Michelle Nze ist mit ihren Ausstellungen aus der europäischen Kunstszene und den namhaften Galerien nicht mehr wegzudenken. Aus ihrer Hand kam die Bühnengestaltung „Farafina“ auf dem 12. Karneval der Kulturen Berlin, sie stellte auf persönliche Einladung Dieter Hallervordens in den „Wühlmäusen“ aus und wurde bereits 1999 Direktorin des Vereins „Centre Africain des Artes et des Cultures (CAFAC) zur Förderung gabunischer Künstler.
Ihre Werke hängen in den Kunstsammlungen Kameruns und Gabuns sowie in Gabuns Präsidenten-Amtssitz und Parlament.
Bereits 2003 kaufte die Kunstkommission des Deutschen Bundestages eines ihrer Werke; eine besondere Würdigung, die der internationale Kunst- und Kulturbotschafterin Afrikas dank ihres konsequenten visionären Einsatzes als erste afrikanische Künstlerin überhaupt erfuhr.
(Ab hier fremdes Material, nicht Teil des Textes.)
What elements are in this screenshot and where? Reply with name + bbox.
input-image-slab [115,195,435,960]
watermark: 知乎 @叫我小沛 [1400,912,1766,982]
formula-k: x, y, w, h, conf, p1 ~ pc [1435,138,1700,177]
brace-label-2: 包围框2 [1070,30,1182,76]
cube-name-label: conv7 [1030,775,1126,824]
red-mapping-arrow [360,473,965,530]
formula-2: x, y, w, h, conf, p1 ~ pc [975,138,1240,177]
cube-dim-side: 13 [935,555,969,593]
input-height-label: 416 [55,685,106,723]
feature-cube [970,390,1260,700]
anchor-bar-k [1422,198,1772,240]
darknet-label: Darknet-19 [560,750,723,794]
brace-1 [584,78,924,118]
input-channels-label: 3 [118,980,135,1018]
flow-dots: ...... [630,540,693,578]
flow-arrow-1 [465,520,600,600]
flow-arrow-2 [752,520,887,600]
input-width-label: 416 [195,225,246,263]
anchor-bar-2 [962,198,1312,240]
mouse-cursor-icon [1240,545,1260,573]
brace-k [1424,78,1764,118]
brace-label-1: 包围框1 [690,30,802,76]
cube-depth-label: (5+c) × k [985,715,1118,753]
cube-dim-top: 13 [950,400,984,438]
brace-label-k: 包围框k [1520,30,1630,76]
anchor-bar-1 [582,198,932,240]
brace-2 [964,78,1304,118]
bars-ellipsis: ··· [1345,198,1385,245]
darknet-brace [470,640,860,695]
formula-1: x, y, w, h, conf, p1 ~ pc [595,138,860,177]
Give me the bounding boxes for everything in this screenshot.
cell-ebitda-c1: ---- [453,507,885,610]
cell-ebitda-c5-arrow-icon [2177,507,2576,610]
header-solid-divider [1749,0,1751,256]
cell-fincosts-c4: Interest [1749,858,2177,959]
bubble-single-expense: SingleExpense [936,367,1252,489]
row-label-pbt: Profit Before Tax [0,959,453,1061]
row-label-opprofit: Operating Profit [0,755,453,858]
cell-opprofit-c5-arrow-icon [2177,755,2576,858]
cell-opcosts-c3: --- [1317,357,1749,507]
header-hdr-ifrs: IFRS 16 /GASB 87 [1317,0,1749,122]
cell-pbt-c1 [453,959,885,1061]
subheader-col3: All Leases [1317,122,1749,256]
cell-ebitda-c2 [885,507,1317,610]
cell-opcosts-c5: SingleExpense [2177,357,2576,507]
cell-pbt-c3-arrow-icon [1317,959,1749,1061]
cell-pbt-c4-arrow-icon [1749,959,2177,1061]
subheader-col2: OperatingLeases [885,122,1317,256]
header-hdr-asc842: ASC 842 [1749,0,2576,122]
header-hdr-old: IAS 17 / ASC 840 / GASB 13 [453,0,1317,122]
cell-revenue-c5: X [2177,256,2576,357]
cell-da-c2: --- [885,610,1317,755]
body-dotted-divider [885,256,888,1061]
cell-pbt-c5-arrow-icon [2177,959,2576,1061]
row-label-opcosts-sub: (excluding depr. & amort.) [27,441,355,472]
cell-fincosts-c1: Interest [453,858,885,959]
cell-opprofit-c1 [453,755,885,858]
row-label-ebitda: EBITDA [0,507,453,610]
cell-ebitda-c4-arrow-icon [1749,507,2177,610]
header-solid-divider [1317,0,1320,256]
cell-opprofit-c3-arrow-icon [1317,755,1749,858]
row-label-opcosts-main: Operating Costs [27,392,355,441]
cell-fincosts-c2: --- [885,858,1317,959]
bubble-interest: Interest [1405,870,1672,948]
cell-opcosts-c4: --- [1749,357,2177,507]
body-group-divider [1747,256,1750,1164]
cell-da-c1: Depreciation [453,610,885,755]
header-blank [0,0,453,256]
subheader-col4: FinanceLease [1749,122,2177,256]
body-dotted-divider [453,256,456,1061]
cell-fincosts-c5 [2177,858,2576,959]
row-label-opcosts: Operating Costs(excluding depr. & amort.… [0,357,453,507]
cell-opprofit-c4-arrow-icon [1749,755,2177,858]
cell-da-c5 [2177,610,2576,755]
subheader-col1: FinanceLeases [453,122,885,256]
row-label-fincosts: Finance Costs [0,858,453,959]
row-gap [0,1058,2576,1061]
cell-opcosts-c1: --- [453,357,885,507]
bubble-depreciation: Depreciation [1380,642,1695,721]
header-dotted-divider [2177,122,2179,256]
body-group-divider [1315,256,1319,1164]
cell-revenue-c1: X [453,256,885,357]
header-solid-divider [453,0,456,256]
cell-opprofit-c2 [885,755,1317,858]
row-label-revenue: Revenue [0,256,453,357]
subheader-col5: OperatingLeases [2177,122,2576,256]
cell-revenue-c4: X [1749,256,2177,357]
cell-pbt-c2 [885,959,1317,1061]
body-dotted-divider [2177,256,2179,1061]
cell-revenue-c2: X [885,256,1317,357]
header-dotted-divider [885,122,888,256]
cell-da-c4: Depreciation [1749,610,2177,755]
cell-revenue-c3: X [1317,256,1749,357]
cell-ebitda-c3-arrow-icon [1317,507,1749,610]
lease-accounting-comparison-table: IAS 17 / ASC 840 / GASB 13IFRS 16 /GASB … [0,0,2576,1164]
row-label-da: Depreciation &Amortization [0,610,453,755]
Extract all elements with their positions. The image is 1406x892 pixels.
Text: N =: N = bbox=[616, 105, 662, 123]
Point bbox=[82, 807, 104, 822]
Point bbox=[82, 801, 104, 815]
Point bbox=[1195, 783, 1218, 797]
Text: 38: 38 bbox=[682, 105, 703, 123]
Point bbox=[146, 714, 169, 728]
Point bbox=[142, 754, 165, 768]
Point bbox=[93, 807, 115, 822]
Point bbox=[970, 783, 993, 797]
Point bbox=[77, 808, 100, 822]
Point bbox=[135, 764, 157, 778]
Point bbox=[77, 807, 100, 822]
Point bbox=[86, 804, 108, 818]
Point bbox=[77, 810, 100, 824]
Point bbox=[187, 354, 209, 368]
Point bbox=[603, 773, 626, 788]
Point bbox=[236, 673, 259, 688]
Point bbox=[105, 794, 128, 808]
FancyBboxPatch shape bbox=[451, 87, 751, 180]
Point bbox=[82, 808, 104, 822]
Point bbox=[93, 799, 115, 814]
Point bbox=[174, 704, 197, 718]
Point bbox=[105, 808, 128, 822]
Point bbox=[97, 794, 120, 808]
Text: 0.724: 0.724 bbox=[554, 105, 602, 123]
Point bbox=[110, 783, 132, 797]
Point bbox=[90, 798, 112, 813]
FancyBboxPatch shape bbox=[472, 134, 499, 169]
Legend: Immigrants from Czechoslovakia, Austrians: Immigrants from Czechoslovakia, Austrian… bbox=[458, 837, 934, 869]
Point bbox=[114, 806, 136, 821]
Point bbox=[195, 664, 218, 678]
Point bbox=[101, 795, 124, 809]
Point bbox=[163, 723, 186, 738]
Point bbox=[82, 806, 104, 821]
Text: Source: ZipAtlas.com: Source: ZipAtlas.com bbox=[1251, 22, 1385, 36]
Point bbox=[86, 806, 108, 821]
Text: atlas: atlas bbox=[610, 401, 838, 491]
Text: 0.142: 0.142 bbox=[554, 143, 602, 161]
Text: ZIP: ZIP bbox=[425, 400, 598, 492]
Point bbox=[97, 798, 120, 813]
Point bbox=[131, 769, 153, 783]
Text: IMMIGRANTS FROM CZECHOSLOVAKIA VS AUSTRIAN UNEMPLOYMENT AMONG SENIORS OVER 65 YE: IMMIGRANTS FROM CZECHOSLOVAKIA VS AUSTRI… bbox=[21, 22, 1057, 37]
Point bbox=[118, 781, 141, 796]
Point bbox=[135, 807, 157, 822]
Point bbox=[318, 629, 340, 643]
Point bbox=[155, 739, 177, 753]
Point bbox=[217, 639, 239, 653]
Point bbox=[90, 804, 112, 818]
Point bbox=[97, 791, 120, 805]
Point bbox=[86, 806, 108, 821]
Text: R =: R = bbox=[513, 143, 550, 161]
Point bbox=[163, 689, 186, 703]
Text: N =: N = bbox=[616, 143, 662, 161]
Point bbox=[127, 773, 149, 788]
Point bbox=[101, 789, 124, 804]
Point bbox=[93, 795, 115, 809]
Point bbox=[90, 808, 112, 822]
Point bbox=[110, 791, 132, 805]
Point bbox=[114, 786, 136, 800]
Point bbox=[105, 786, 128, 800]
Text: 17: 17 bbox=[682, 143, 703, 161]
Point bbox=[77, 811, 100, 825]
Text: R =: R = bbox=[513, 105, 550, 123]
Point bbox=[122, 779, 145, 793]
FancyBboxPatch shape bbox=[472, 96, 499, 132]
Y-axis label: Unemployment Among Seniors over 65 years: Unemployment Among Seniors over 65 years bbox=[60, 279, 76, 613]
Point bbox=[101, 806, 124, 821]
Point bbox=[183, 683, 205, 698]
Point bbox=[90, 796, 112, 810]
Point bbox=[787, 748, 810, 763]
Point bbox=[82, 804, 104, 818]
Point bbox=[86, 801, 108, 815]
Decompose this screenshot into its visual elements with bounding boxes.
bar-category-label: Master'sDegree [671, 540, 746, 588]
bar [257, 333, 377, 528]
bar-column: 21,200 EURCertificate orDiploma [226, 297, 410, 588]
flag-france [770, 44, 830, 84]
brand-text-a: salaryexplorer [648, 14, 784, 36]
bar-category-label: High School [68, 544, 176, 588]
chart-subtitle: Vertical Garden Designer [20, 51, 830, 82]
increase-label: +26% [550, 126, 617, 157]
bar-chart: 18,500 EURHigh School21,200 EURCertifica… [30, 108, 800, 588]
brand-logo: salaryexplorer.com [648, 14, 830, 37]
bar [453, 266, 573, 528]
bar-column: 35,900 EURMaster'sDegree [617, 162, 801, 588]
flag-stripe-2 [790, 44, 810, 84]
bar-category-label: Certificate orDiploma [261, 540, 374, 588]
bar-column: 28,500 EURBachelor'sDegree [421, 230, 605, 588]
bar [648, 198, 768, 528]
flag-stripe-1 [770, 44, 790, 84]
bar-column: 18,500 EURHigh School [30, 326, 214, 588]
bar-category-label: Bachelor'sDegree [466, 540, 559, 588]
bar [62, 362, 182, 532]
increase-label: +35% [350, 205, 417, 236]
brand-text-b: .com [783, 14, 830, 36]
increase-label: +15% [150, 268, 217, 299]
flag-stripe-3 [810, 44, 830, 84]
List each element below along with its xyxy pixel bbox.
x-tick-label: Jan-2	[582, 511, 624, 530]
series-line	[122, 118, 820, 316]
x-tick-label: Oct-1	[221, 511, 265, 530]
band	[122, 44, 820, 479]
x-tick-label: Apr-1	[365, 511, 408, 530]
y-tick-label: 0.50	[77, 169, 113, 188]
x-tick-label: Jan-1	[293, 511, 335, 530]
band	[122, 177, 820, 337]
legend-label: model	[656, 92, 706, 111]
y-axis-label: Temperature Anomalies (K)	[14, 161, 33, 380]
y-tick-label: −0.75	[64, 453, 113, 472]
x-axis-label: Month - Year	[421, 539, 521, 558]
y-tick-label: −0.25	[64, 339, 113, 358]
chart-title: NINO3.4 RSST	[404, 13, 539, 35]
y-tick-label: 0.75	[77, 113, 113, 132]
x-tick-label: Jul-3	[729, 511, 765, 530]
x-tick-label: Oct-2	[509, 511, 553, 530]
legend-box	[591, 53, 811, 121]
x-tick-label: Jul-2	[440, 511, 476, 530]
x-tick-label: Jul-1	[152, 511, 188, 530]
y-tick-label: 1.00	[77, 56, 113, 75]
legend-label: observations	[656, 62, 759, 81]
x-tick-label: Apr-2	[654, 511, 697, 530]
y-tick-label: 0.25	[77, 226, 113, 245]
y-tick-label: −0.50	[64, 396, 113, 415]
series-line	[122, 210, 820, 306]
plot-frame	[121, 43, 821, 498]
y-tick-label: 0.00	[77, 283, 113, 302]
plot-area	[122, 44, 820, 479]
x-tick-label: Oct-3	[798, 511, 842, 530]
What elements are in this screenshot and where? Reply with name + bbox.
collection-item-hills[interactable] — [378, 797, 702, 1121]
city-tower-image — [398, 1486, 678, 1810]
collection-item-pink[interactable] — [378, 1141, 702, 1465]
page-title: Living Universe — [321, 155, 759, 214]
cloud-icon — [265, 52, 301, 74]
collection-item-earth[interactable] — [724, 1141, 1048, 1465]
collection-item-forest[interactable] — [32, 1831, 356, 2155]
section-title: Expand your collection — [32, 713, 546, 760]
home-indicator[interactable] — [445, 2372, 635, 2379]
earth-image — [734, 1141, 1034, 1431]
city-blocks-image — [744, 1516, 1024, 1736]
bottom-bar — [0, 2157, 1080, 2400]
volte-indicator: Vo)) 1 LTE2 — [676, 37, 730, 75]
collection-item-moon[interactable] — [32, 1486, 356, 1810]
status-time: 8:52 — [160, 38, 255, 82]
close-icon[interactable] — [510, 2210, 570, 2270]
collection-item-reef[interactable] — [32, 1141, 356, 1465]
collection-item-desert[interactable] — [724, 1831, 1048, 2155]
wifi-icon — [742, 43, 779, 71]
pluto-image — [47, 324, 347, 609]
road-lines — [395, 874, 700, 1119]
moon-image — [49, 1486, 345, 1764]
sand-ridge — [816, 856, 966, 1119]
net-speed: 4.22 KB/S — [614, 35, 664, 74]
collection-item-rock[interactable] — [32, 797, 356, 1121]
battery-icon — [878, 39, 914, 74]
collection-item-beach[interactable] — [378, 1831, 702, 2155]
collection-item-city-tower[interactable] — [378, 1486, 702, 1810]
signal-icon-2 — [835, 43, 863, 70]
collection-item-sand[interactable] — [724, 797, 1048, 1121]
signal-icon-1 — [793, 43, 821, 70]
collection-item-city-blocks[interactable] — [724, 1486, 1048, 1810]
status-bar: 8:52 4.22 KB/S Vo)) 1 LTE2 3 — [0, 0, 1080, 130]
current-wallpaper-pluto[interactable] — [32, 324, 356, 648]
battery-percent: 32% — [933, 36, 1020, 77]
Michelle Nze begeistert die Kunstkenner mit ihrem unverwechselbaren Stil, indem sie ihre afrikanische Kultur, Tradition und Spiritualität bewahrt, daneben aber auch ihre eigene Vision afrikanischer Moderne in ihre Arbeiten einfließen lässt, mal mit aggressiver Linienführung, dann wieder in sich ruhend. In ihren Bildern und Wand- und Standskulpturen schafft es die Kosmopolitin, ausstrahlungsreiche Verbindungen zwischen Diesseits und Jenseits herzustellen, denen der Zyklus aus Geburt, Leben und Tod zugrunde liegt.
Michelle Nze – eine engagierte Frau und Künstlerin, der als Brückenbauerin zwischen Kulturen zu wünschen ist, dass ihre Werke moderner Kunst mit Seele und Spiritualität endlich auch Hoffnung und Frieden in ihre afrikanische Heimat bringen.